|
Низкое, прокопченное помещение с голыми стенами и незастланными лавками; красноватые отблески мангала в темных сумерках зимнего вечера; двадцать бандитов с испитыми, заросшими физиономиями и этот незнакомец!.. Как раскусить его? Он стоял передо мной, все приметы совпадали. Он открыл мне свое имя, свое занятие, признал, что вернулся после тринадцати лет изгнания…
– А чем ты докажешь, – сказал я, мокрый от страха, – что ты и есть тот самый Саади?
– Зачем мне доказывать это, друг? Я не ищу за пережитое мною ни награды, ни славы. Прости, что окликнул тебя. Знаешь – это от боли. Боюсь я, что кто-нибудь может так же, как ты, повернуться спиной к великому моему предостережению…
Он стоял задумавшись, и в тот короткий миг, который должен был все решить, я тоже стоял и думал: а вдруг это и вправду Саади? Поэты – они ведь ушибленные, с них станет – возьмет да и начнет хвалиться и плакаться, если подвернется охотник послушать. Такие дела… Неужто подвалила мне этакая удача? И потом – допустим, обознался я, что за беда? Сам ведь признался, что он Саади, а мне именно Саади и велено убрать. Вот он, голубчик, милости просим! А если не Саади он, так вольно же ему было себя за него выдавать!

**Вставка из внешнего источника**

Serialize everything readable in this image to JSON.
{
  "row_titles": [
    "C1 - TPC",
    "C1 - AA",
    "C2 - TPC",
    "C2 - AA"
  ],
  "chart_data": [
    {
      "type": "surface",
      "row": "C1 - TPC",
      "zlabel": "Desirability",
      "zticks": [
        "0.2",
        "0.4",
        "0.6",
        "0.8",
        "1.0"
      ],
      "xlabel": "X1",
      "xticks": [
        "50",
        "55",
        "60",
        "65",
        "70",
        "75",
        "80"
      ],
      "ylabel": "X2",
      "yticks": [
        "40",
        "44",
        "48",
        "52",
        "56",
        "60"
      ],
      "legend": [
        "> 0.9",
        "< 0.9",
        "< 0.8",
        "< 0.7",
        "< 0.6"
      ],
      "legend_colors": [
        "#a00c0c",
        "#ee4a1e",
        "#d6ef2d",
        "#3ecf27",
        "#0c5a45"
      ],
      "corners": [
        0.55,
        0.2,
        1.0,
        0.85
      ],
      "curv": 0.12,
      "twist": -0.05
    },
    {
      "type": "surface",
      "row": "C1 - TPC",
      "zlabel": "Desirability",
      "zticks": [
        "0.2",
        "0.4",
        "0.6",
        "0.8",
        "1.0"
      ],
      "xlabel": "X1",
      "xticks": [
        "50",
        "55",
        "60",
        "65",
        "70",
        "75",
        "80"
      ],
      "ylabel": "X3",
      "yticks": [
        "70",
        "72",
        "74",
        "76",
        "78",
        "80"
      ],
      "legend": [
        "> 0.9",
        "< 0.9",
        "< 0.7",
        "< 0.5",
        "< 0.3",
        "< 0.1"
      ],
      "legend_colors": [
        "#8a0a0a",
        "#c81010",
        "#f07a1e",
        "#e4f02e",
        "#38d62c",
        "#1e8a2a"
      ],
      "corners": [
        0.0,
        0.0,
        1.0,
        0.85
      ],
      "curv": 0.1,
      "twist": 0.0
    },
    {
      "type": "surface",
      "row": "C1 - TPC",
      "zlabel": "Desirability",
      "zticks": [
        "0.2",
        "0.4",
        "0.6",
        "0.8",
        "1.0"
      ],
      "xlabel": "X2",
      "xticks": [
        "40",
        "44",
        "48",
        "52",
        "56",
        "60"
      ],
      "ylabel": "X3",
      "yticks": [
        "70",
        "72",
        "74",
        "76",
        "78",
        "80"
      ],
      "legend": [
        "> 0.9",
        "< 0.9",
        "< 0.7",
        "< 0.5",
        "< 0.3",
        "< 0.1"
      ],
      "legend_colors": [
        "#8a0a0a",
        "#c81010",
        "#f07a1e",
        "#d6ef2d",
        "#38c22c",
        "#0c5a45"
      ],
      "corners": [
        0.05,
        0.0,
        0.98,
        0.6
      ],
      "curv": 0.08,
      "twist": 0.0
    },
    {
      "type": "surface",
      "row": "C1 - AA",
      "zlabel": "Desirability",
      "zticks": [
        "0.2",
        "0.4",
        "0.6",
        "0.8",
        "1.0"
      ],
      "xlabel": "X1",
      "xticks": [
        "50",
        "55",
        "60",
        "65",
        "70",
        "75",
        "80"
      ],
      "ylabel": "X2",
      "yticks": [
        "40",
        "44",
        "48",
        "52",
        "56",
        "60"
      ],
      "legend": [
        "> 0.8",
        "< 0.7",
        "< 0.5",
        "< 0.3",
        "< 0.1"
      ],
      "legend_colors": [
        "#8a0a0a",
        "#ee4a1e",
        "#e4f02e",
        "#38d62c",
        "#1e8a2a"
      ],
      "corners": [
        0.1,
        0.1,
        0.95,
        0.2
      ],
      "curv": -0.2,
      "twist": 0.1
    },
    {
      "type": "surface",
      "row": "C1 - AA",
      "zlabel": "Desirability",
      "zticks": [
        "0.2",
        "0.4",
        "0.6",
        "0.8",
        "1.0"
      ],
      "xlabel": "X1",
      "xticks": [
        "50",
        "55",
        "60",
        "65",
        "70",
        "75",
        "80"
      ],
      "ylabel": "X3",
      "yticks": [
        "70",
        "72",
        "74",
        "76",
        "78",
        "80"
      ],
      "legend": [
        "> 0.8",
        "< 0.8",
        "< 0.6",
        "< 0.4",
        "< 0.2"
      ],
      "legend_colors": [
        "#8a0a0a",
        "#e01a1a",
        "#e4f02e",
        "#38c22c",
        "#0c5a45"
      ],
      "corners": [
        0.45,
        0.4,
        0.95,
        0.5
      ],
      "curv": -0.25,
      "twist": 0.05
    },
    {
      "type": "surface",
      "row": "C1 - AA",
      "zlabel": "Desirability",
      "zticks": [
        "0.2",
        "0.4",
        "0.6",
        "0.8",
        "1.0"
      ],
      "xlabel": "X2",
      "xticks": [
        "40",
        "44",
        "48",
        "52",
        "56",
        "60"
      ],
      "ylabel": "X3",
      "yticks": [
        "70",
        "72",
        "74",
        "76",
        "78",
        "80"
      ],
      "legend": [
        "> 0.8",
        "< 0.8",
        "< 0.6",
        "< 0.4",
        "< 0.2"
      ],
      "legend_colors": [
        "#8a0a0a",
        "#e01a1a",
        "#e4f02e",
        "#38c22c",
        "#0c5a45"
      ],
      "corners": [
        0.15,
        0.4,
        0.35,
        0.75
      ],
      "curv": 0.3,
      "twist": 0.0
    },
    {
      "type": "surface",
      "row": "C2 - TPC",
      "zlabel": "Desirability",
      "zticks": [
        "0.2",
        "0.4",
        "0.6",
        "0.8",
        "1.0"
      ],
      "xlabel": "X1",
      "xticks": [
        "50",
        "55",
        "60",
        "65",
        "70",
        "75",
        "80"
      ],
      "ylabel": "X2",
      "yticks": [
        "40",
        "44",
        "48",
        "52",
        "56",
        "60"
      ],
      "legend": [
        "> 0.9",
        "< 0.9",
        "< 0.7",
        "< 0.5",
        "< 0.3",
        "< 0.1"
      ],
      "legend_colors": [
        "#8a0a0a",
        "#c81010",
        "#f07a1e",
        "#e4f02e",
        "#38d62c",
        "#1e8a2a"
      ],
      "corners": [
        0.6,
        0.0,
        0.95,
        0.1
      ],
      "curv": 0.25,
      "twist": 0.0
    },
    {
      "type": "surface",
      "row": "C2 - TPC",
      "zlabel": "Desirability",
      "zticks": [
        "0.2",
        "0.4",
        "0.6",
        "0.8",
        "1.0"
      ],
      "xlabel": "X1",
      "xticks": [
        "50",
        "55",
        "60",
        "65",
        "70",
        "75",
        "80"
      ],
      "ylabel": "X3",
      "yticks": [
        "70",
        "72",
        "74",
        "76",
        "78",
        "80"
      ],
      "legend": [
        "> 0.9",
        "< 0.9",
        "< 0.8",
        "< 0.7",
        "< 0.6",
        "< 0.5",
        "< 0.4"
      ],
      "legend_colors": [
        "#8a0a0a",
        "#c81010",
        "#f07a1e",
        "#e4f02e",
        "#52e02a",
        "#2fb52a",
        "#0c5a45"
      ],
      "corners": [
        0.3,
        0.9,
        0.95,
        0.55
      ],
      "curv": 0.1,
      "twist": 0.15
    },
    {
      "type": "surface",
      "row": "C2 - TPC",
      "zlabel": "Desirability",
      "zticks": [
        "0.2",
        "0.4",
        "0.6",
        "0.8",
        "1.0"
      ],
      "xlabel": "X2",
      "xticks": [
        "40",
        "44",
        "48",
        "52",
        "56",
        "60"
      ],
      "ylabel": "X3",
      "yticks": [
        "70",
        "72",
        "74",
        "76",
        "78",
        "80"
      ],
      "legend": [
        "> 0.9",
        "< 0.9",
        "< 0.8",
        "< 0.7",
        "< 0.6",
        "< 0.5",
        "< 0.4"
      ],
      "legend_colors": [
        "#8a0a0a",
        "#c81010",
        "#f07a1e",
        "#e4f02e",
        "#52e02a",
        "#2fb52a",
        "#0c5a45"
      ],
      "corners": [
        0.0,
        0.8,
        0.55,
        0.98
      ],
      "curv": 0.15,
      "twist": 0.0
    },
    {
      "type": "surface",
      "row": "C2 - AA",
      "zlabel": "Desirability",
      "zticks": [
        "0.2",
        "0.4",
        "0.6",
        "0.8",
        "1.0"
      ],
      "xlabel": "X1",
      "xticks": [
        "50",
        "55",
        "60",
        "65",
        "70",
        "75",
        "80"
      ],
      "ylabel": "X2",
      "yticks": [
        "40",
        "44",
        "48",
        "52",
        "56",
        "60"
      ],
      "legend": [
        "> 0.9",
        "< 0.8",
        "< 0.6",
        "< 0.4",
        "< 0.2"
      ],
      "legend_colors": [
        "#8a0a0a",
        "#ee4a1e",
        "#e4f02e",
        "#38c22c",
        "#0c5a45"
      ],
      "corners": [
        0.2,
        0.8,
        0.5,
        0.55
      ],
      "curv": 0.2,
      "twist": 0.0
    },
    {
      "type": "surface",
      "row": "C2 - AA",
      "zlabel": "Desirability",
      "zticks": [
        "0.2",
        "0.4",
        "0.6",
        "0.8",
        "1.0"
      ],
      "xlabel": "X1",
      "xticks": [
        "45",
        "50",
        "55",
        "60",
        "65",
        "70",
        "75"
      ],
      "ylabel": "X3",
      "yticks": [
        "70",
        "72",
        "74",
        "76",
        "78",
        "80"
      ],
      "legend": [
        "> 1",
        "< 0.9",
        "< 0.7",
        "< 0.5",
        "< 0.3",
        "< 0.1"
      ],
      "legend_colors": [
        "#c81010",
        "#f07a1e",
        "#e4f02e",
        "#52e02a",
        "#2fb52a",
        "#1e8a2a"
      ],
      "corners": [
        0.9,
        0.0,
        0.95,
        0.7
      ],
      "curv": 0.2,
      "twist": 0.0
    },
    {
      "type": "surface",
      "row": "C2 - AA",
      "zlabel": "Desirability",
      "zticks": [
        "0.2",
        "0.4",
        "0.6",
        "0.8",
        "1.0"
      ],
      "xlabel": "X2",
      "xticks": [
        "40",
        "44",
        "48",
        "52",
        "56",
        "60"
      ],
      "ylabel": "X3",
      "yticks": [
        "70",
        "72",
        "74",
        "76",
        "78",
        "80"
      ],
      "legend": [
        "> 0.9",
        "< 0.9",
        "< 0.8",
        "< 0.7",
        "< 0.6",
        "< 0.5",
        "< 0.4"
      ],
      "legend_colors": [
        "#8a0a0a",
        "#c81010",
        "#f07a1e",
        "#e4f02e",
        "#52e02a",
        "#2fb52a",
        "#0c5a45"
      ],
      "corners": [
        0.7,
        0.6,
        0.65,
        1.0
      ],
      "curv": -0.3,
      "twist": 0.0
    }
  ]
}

В этот короткий миг надумал я смелую штуку:
– Пусть твою песню услышат и другие, люди, твоя милость. А? Это тут близко, через две улицы. Пойдешь?
Он мигом вышел из задумчивости и поглядел на меня. Глаза заблестели, лицо прояснилось. Тот, кто называл себя именем Саади (клянусь честью! – не только тогда, я вообще так и не поверил, что этот шиир был Саади), подошел к мангалу, простился со сбродом, что сидел там, и взял свой саз.
– Ты не замерзнешь, больно легко одет? – спросил я. В нашем ремесле тоже ведь люди не бесчеловечные.
– Нет, – ответил он. – Идем!
Он дрожал от нетерпения. А у меня, как на грех, не было при себе оружия, я ведь не по службе заглянул в ту кофейню. Потому, как свернули мы в одну безлюдную улочку, пришлось мне огреть его кулаком – собрался с силами (шиир шел на шаг впереди меня) и ударил его по голове. Он упал, а я продолжал наносить удары, чтобы подольше не приходил в чувство. Взвалил его на плечо, был он не тяжелый (и этим тоже подтвердил описание, которое мне дали).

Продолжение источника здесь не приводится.